L’un des constats de la chercheure concerne la capacité des PLP à mettre en œuvre des réformes même lorsqu’ils y sont opposés. Si ces réformes ont pu être appliquées, c’est en grande partie grâce à la capacité d’adaptation des enseignants. « Vous avez une faculté d’adaptation, une volonté de bien faire votre métier et de faire en sorte que cela fonctionne », souligne Fabienne Maillard. Elle l’analyse sur la forte éthique professionnelle des enseignants qui cherchent à faire fonctionner les dispositifs au bénéfice des élèves, même lorsqu’ils contestent les orientations retenues. Mais cette capacité d’adaptation a un coût avec le sentiment de ne pas être respectés qui génère fatigue professionnelle et difficulté à donner du sens à des changements permanents. « Les PLP absorbent les réformes même quand ils sont contre. »
Valoriser les métiers avant de valoriser les filières
« On ne revalorisera pas la filière professionnelle si l’on ne valorise pas les métiers. » Pour Fabienne Maillard, les difficultés du lycée professionnel dépassent largement le cadre scolaire. Elle dénonce le décalage entre les discours de valorisation du lycée professionnel et la faible reconnaissance sociale des métiers auxquels il prépare. Elle souligne notamment que certains secteurs essentiels (aide à la personne, EHPAD, etc.) restent peu attractifs malgré leur importance sociale et malgré les discours sur l’automatisation ou l’intelligence artificielle.

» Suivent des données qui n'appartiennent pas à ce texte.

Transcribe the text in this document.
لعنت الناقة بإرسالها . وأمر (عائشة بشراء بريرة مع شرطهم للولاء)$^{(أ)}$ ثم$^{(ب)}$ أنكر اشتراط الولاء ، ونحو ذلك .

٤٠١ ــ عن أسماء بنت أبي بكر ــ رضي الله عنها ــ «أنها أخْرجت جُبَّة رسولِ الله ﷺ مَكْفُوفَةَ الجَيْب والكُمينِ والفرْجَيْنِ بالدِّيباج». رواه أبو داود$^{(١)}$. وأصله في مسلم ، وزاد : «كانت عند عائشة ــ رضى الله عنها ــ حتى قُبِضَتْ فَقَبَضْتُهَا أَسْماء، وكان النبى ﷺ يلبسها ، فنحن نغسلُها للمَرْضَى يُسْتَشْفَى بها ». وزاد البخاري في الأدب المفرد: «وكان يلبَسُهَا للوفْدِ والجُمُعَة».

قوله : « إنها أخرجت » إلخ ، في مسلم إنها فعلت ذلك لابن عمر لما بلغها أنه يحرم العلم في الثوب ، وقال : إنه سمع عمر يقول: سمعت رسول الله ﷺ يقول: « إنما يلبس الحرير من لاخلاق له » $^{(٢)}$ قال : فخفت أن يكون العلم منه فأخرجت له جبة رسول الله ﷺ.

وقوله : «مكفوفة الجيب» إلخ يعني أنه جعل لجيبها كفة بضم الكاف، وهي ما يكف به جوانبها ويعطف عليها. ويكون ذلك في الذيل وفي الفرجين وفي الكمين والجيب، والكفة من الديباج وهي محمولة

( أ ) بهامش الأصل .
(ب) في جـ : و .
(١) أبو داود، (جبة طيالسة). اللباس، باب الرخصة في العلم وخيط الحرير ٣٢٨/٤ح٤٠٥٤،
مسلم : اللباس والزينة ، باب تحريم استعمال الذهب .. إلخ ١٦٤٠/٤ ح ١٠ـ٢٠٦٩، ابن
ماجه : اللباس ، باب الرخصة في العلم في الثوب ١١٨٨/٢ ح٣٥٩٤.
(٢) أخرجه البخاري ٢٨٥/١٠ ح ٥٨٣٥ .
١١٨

Quel avenir pour les PLP ?
Depuis 2018, Fabienne Maillard observe une accélération des réformes, souvent conduites dans l’urgence, sans véritable concertation ni évaluation. « La durée de vie des ministres est courte » et « le changement est devenu la norme », constate-t-elle.
À ceux qui voient dans l’apprentissage l’avenir exclusif de la formation professionnelle, la chercheure oppose également une mise en garde. Son développement repose largement sur des financements publics et ne saurait remplacer à lui seul les lycées professionnels. « L’apprentissage ne vit pas sans subventions », rappelle-t-elle. Sa conclusion est prudente : « Alors quel avenir pour les PLP ? Je n’en sais rien. »
Une formule qui sonne moins comme un aveu d’impuissance que comme le constat d’une profession sommée depuis trop longtemps de s’adapter à des réformes dont elle ne maîtrise ni le rythme ni la direction.